24p and Panasonic AG-DVX100 and AJ-SDX900 camcorder support in Vegas and DVD Architect Software
4
The Panasonic AG-DVX100
The Panasonic AG-DVX100 is a prosumer camcorder that, in addition to being able to shoot 60i and 30p video, can
shoot 24 fps “film rate” progressive video. Since the DV format is not able to store 24 fps directly, the camera does
pulldown on the fly and records 60i video to tape. Even before the 4.0b update, Vegas was able to edit this video;
however, the editing was in 60i, so all titles, transitions, and effects were rendered at 60i and did not have the same
frame cadence “look” as the video that had pulldown. More importantly, if the final video was going to be
transferred to film, there were pulldown cadence breaks that needed to be dealt with by the transfer house with added
expense. Starting with the 4.0b update, Vegas is able to remove pulldown from the source media on the fly, edit in
24p, and reinsert pulldown when rendering to DV. This solves the cadence break issue, the title / transition / effects
cadence issue,
and
has the added bonus of being able to render those elements 2.5 times faster! With native support
for the Panasonic AG-DVX100 in Vegas software, you can shoot, capture, edit, and render 24p DV with
no
external
conversion programs,
and
you can render 24p MPEG-2 for DVD delivery.
The Panasonic camera actually has two pulldown modes, standard 2-3 pulldown and what they call “Advanced”
mode (24pA), which is 2-3-3-2 pulldown.
While 4 film frames are still converted into 10 video fields (5 video frames), the beauty of 2-3-3-2 pulldown is that
the 4 film frames exist in their entirety in video frames 1, 2, 4, and 5. With 2-3 pulldown, film frame 4 is split across
video frames 3 and 4, making more work for the reader. You should use the standard pulldown mode when shooting
for direct playback or 60i editing and the advanced pulldown mode when you plan on editing the video with Vegas
4.0. The camera writes metadata in the DV headers to indicate which pulldown mode was used. Vegas is able to
remove either, but 2-3-3-2 is more efficient.

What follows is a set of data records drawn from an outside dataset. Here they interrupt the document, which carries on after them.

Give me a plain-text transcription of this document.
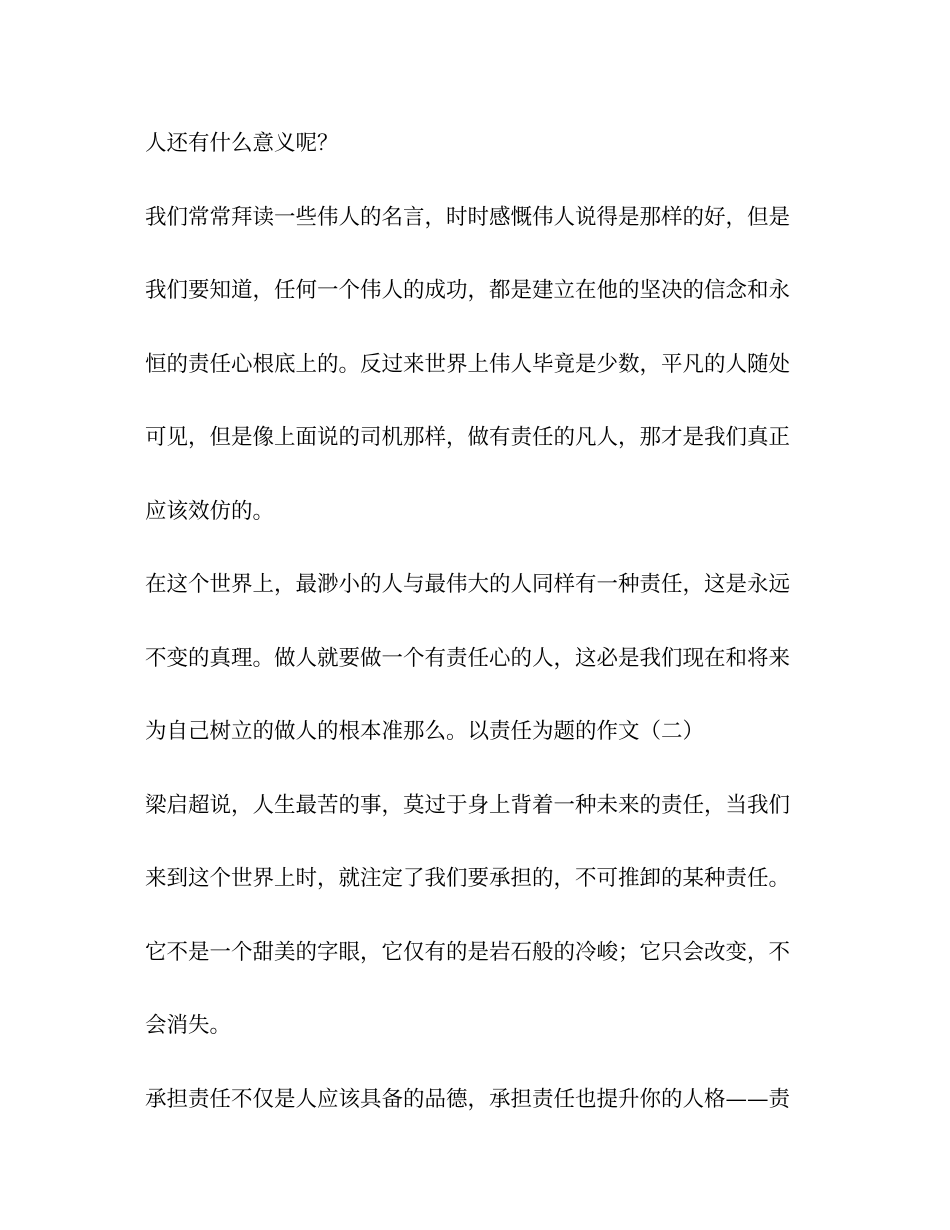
人还有什么意义呢？
我们常常拜读一些伟人的名言，时时感慨伟人说得是那样的好，但是
我们要知道，任何一个伟人的成功，都是建立在他的坚决的信念和永
恒的责任心根底上的。反过来世界上伟人毕竟是少数，平凡的人随处
可见，但是像上面说的司机那样，做有责任的凡人，那才是我们真正
应该效仿的。
在这个世界上，最渺小的人与最伟大的人同样有一种责任，这是永远
不变的真理。做人就要做一个有责任心的人，这必是我们现在和将来
为自己树立的做人的根本准那么。以责任为题的作文（二）
梁启超说，人生最苦的事，莫过于身上背着一种未来的责任，当我们
来到这个世界上时，就注定了我们要承担的，不可推卸的某种责任。
它不是一个甜美的字眼，它仅有的是岩石般的冷峻；它只会改变，不
会消失。
承担责任不仅是人应该具备的品德，承担责任也提升你的人格——责
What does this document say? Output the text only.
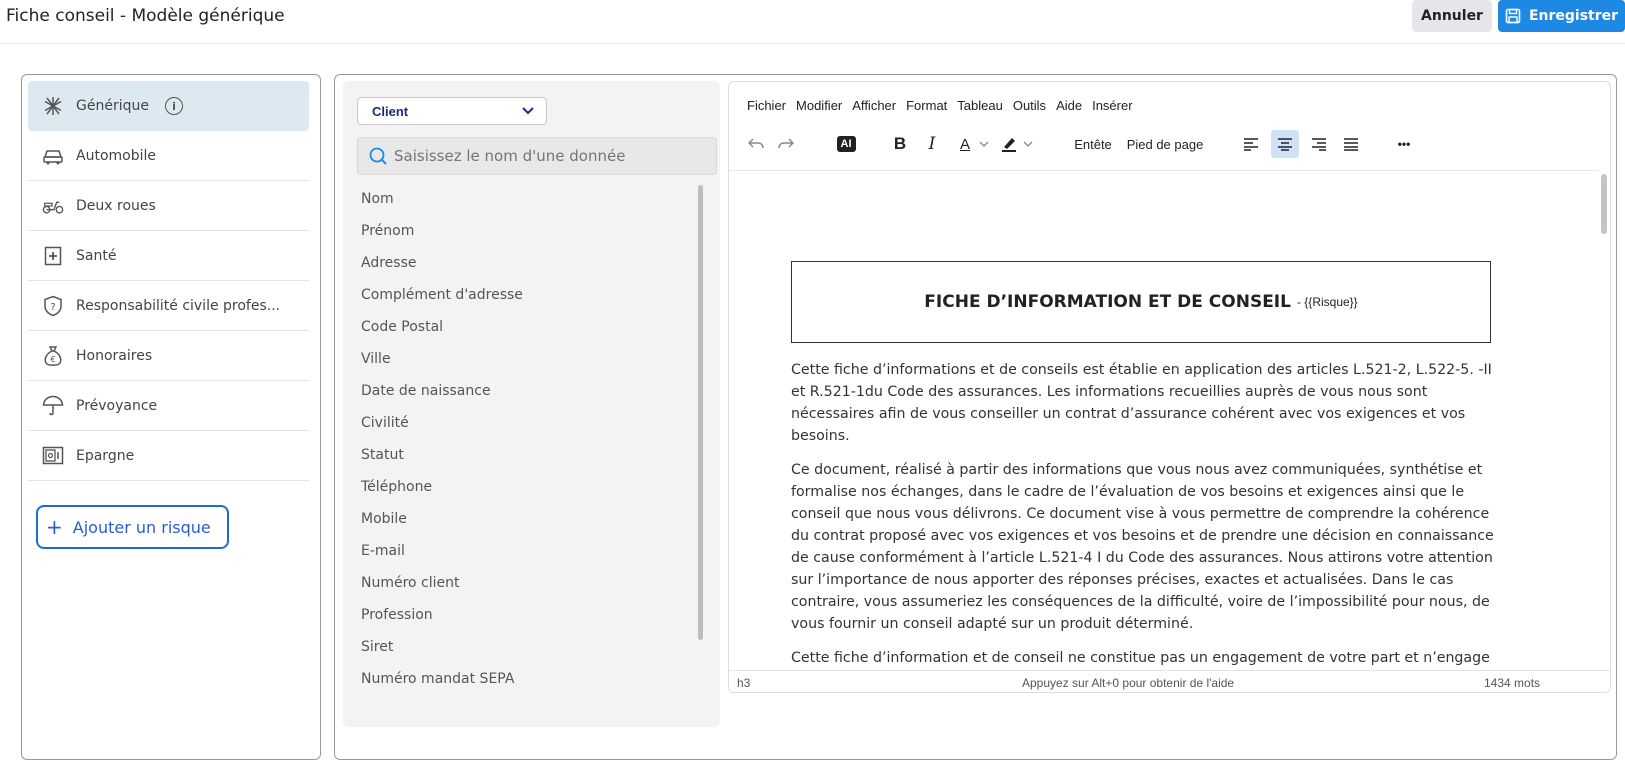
Fiche conseil - Modèle générique	Annuler	Enregistrer
Générique	i
Automobile
Deux roues
Santé
? Responsabilité civile profes...
€ Honoraires
Prévoyance
Epargne
+ Ajouter un risque
Client
Saisissez le nom d'une donnée
Nom
Prénom
Adresse
Complément d'adresse
Code Postal
Ville
Date de naissance
Civilité
Statut
Téléphone
Mobile
E-mail
Numéro client
Profession
Siret
Numéro mandat SEPA
Fichier Modifier Afficher Format Tableau Outils Aide Insérer
AI B	I	A	Entête Pied de page	•••
FICHE D’INFORMATION ET DE CONSEIL - {{Risque}}

Cette fiche d’informations et de conseils est établie en application des articles L.521-2, L.522-5. -II et R.521-1du Code des assurances. Les informations recueillies auprès de vous nous sont nécessaires afin de vous conseiller un contrat d’assurance cohérent avec vos exigences et vos besoins.

Ce document, réalisé à partir des informations que vous nous avez communiquées, synthétise et formalise nos échanges, dans le cadre de l’évaluation de vos besoins et exigences ainsi que le conseil que nous vous délivrons. Ce document vise à vous permettre de comprendre la cohérence du contrat proposé avec vos exigences et vos besoins et de prendre une décision en connaissance de cause conformément à l’article L.521-4 I du Code des assurances. Nous attirons votre attention sur l’importance de nous apporter des réponses précises, exactes et actualisées. Dans le cas contraire, vous assumeriez les conséquences de la difficulté, voire de l’impossibilité pour nous, de vous fournir un conseil adapté sur un produit déterminé.

Cette fiche d’information et de conseil ne constitue pas un engagement de votre part et n’engage

h3	Appuyez sur Alt+0 pour obtenir de l'aide	1434 mots
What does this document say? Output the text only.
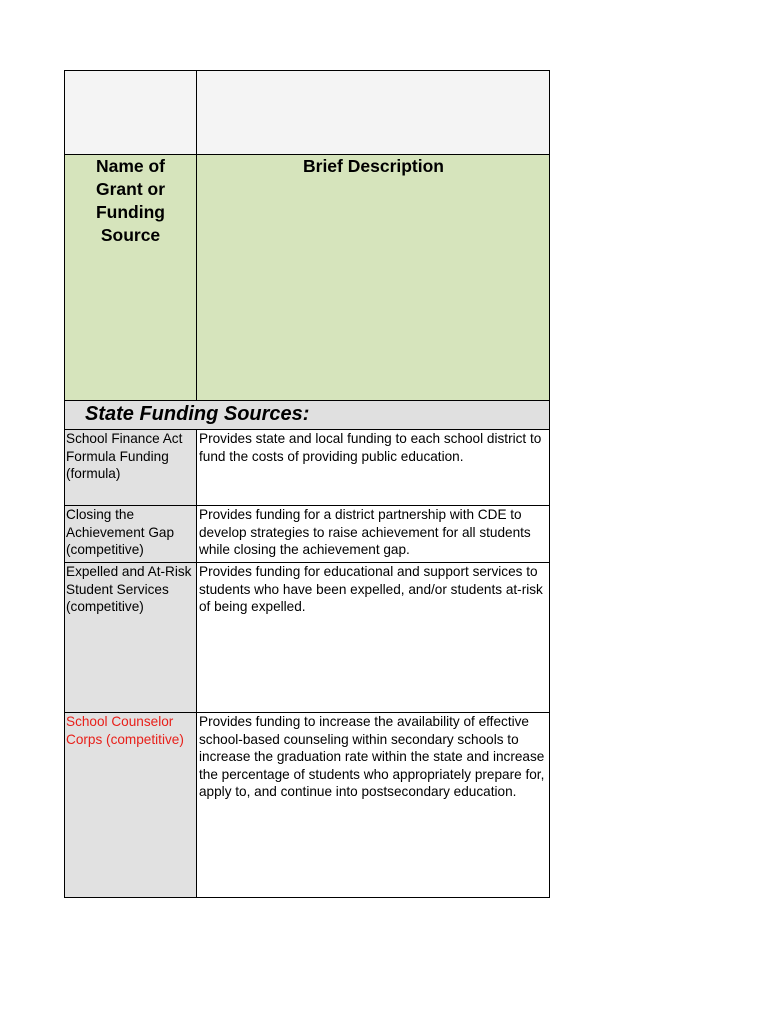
Name of Grant or Funding Source
Brief Description
State Funding Sources:
School Finance Act Formula Funding (formula)
Provides state and local funding to each school district to fund the costs of providing public education.
Closing the Achievement Gap (competitive)
Provides funding for a district partnership with CDE to develop strategies to raise achievement for all students while closing the achievement gap.
Expelled and At-Risk Student Services (competitive)
Provides funding for educational and support services to students who have been expelled, and/or students at-risk of being expelled.
School Counselor Corps (competitive)
Provides funding to increase the availability of effective school-based counseling within secondary schools to increase the graduation rate within the state and increase the percentage of students who appropriately prepare for, apply to, and continue into postsecondary education.
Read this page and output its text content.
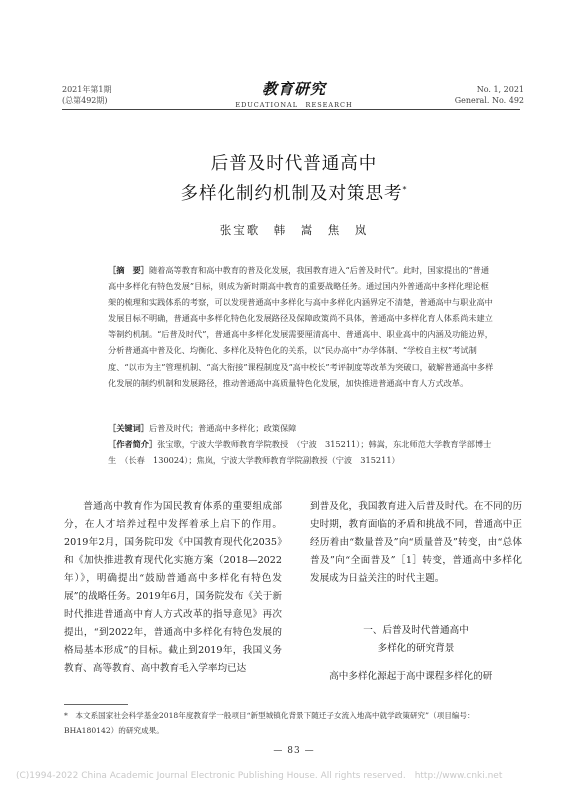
2021年第1期
(总第492期)
教育研究
EDUCATIONAL　RESEARCH
No. 1, 2021
General. No. 492
后普及时代普通高中
多样化制约机制及对策思考*
张宝歌　韩　嵩　焦　岚
［摘　要］随着高等教育和高中教育的普及化发展，我国教育进入“后普及时代”。此时，国家提出的“普通高中多样化有特色发展”目标，则成为新时期高中教育的重要战略任务。通过国内外普通高中多样化理论框架的梳理和实践体系的考察，可以发现普通高中多样化与高中多样化内涵界定不清楚，普通高中与职业高中发展目标不明确，普通高中多样化特色化发展路径及保障政策尚不具体，普通高中多样化育人体系尚未建立等制约机制。“后普及时代”，普通高中多样化发展需要厘清高中、普通高中、职业高中的内涵及功能边界，分析普通高中普及化、均衡化、多样化及特色化的关系，以“民办高中”办学体制、“学校自主权”考试制度、“以市为主”管理机制、“高大衔接”课程制度及“高中校长”考评制度等改革为突破口，破解普通高中多样化发展的制约机制和发展路径，推动普通高中高质量特色化发展，加快推进普通高中育人方式改革。
［关键词］后普及时代；普通高中多样化；政策保障
［作者简介］张宝歌，宁波大学教师教育学院教授　（宁波　315211）；韩嵩，东北师范大学教育学部博士生　（长春　130024）；焦岚，宁波大学教师教育学院副教授（宁波　315211）
普通高中教育作为国民教育体系的重要组成部分，在人才培养过程中发挥着承上启下的作用。2019年2月，国务院印发《中国教育现代化2035》和《加快推进教育现代化实施方案（2018—2022年）》，明确提出“鼓励普通高中多样化有特色发展”的战略任务。2019年6月，国务院发布《关于新时代推进普通高中育人方式改革的指导意见》再次提出，“到2022年，普通高中多样化有特色发展的格局基本形成”的目标。截止到2019年，我国义务教育、高等教育、高中教育毛入学率均已达
到普及化，我国教育进入后普及时代。在不同的历史时期，教育面临的矛盾和挑战不同，普通高中正经历着由“数量普及”向“质量普及”转变，由“总体普及”向“全面普及”［1］转变，普通高中多样化发展成为日益关注的时代主题。
一、后普及时代普通高中
多样化的研究背景
高中多样化源起于高中课程多样化的研
*　本文系国家社会科学基金2018年度教育学一般项目“新型城镇化背景下随迁子女流入地高中就学政策研究”（项目编号：BHA180142）的研究成果。
— 83 —
(C)1994-2022 China Academic Journal Electronic Publishing House. All rights reserved.　http://www.cnki.net
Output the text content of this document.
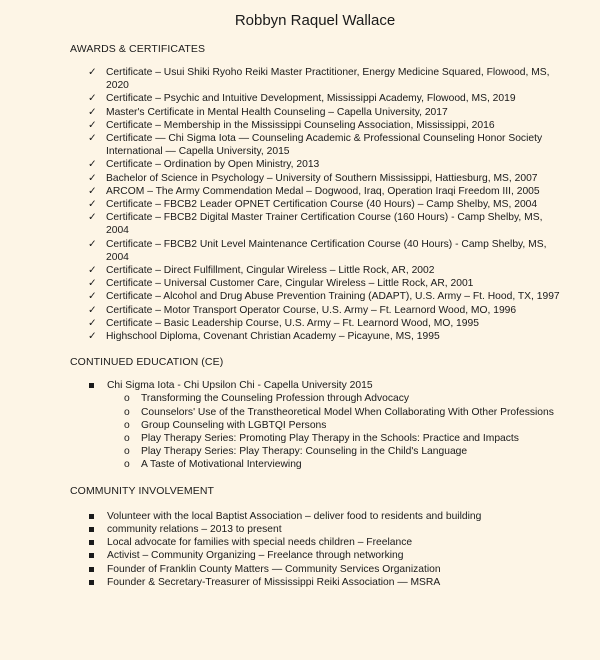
Robbyn Raquel Wallace
AWARDS & CERTIFICATES
✓ Certificate – Usui Shiki Ryoho Reiki Master Practitioner, Energy Medicine Squared, Flowood, MS, 2020
✓ Certificate – Psychic and Intuitive Development, Mississippi Academy, Flowood, MS, 2019
✓ Master's Certificate in Mental Health Counseling – Capella University, 2017
✓ Certificate – Membership in the Mississippi Counseling Association, Mississippi, 2016
✓ Certificate — Chi Sigma Iota — Counseling Academic & Professional Counseling Honor Society International — Capella University, 2015
✓ Certificate – Ordination by Open Ministry, 2013
✓ Bachelor of Science in Psychology – University of Southern Mississippi, Hattiesburg, MS, 2007
✓ ARCOM – The Army Commendation Medal – Dogwood, Iraq, Operation Iraqi Freedom III, 2005
✓ Certificate – FBCB2 Leader OPNET Certification Course (40 Hours) – Camp Shelby, MS, 2004
✓ Certificate – FBCB2 Digital Master Trainer Certification Course (160 Hours) - Camp Shelby, MS, 2004
✓ Certificate – FBCB2 Unit Level Maintenance Certification Course (40 Hours) - Camp Shelby, MS, 2004
✓ Certificate – Direct Fulfillment, Cingular Wireless – Little Rock, AR, 2002
✓ Certificate – Universal Customer Care, Cingular Wireless – Little Rock, AR, 2001
✓ Certificate – Alcohol and Drug Abuse Prevention Training (ADAPT), U.S. Army – Ft. Hood, TX, 1997
✓ Certificate – Motor Transport Operator Course, U.S. Army – Ft. Learnord Wood, MO, 1996
✓ Certificate – Basic Leadership Course, U.S. Army – Ft. Learnord Wood, MO, 1995
✓ Highschool Diploma, Covenant Christian Academy – Picayune, MS, 1995
CONTINUED EDUCATION (CE)
Chi Sigma Iota - Chi Upsilon Chi - Capella University 2015
o Transforming the Counseling Profession through Advocacy
o Counselors' Use of the Transtheoretical Model When Collaborating With Other Professions
o Group Counseling with LGBTQI Persons
o Play Therapy Series: Promoting Play Therapy in the Schools: Practice and Impacts
o Play Therapy Series: Play Therapy: Counseling in the Child's Language
o A Taste of Motivational Interviewing
COMMUNITY INVOLVEMENT
Volunteer with the local Baptist Association – deliver food to residents and building
community relations – 2013 to present
Local advocate for families with special needs children – Freelance
Activist – Community Organizing – Freelance through networking
Founder of Franklin County Matters — Community Services Organization
Founder & Secretary-Treasurer of Mississippi Reiki Association — MSRA
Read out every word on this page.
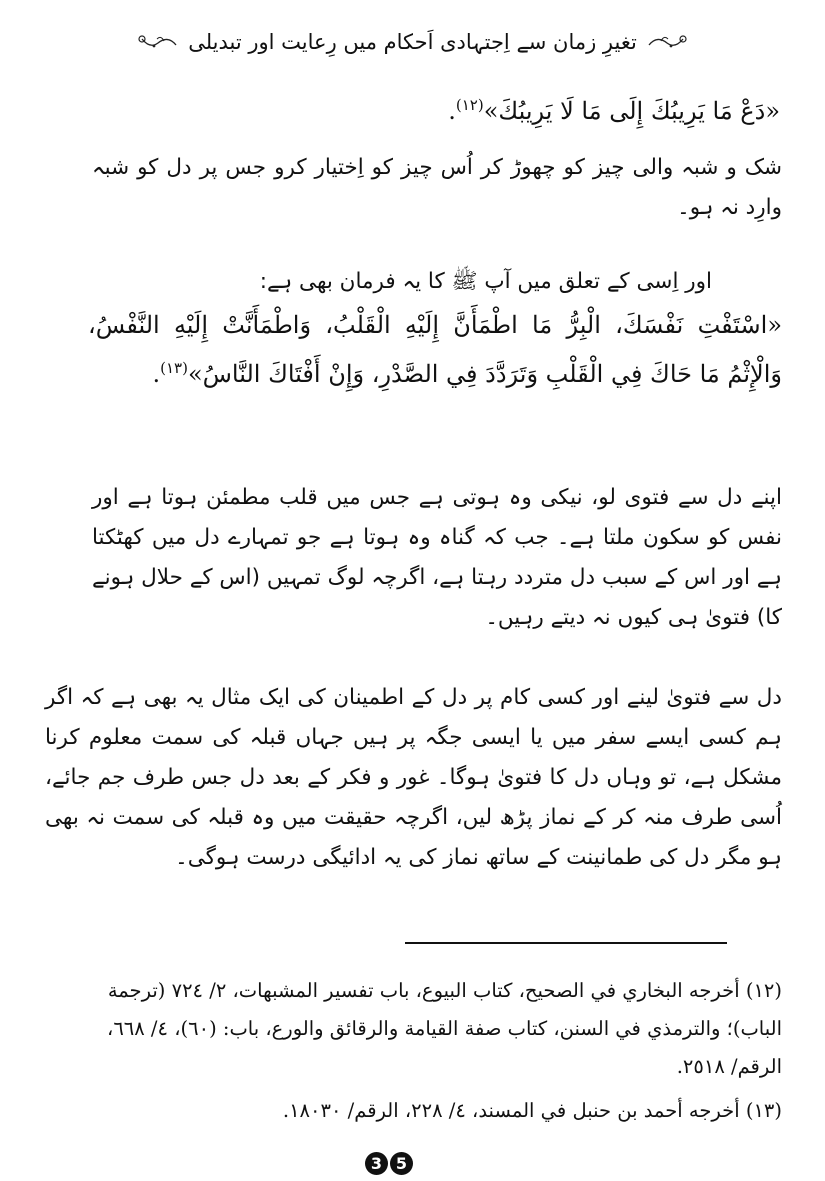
تغیرِ زمان سے اِجتہادی اَحکام میں رِعایت اور تبدیلی

«دَعْ مَا يَرِيبُكَ إِلَى مَا لَا يَرِيبُكَ»$^{(١٢)}$.

شک و شبہ والی چیز کو چھوڑ کر اُس چیز کو اِختیار کرو جس پر دل کو شبہ وارِد نہ ہو۔

اور اِسی کے تعلق میں آپ ﷺ کا یہ فرمان بھی ہے:

«اسْتَفْتِ نَفْسَكَ، الْبِرُّ مَا اطْمَأَنَّ إِلَيْهِ الْقَلْبُ، وَاطْمَأَنَّتْ إِلَيْهِ النَّفْسُ، وَالْإِثْمُ مَا حَاكَ فِي الْقَلْبِ وَتَرَدَّدَ فِي الصَّدْرِ، وَإِنْ أَفْتَاكَ النَّاسُ»$^{(١٣)}$.

اپنے دل سے فتوی لو، نیکی وہ ہوتی ہے جس میں قلب مطمئن ہوتا ہے اور نفس کو سکون ملتا ہے۔ جب کہ گناہ وہ ہوتا ہے جو تمہارے دل میں کھٹکتا ہے اور اس کے سبب دل متردد رہتا ہے، اگرچہ لوگ تمہیں (اس کے حلال ہونے کا) فتویٰ ہی کیوں نہ دیتے رہیں۔

دل سے فتویٰ لینے اور کسی کام پر دل کے اطمینان کی ایک مثال یہ بھی ہے کہ اگر ہم کسی ایسے سفر میں یا ایسی جگہ پر ہیں جہاں قبلہ کی سمت معلوم کرنا مشکل ہے، تو وہاں دل کا فتویٰ ہوگا۔ غور و فکر کے بعد دل جس طرف جم جائے، اُسی طرف منہ کر کے نماز پڑھ لیں، اگرچہ حقیقت میں وہ قبلہ کی سمت نہ بھی ہو مگر دل کی طمانینت کے ساتھ نماز کی یہ ادائیگی درست ہوگی۔

(١٢) أخرجه البخاري في الصحيح، كتاب البيوع، باب تفسير المشبهات، ٢/ ٧٢٤ (ترجمة الباب)؛ والترمذي في السنن، كتاب صفة القيامة والرقائق والورع، باب: (٦٠)، ٤/ ٦٦٨، الرقم/ ٢٥١٨.

(١٣) أخرجه أحمد بن حنبل في المسند، ٤/ ٢٢٨، الرقم/ ١٨٠٣٠.

3 5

While in 24p mode, this camera also changes the light response curves and has various vertical filtering mode
switches. We will not be discussing these here; for the purpose of this document, we’re talking about the frame rate
issues only.
The Panasonic AJ-SDX900
Because it uses the same method of encoding 24p, the Panasonic AJ-SDX900 works equally well with Vegas 4 in the
DVCPRO25 mode, 4:3 or 16:9 widescreen. The DVCPRO50 mode is not supported.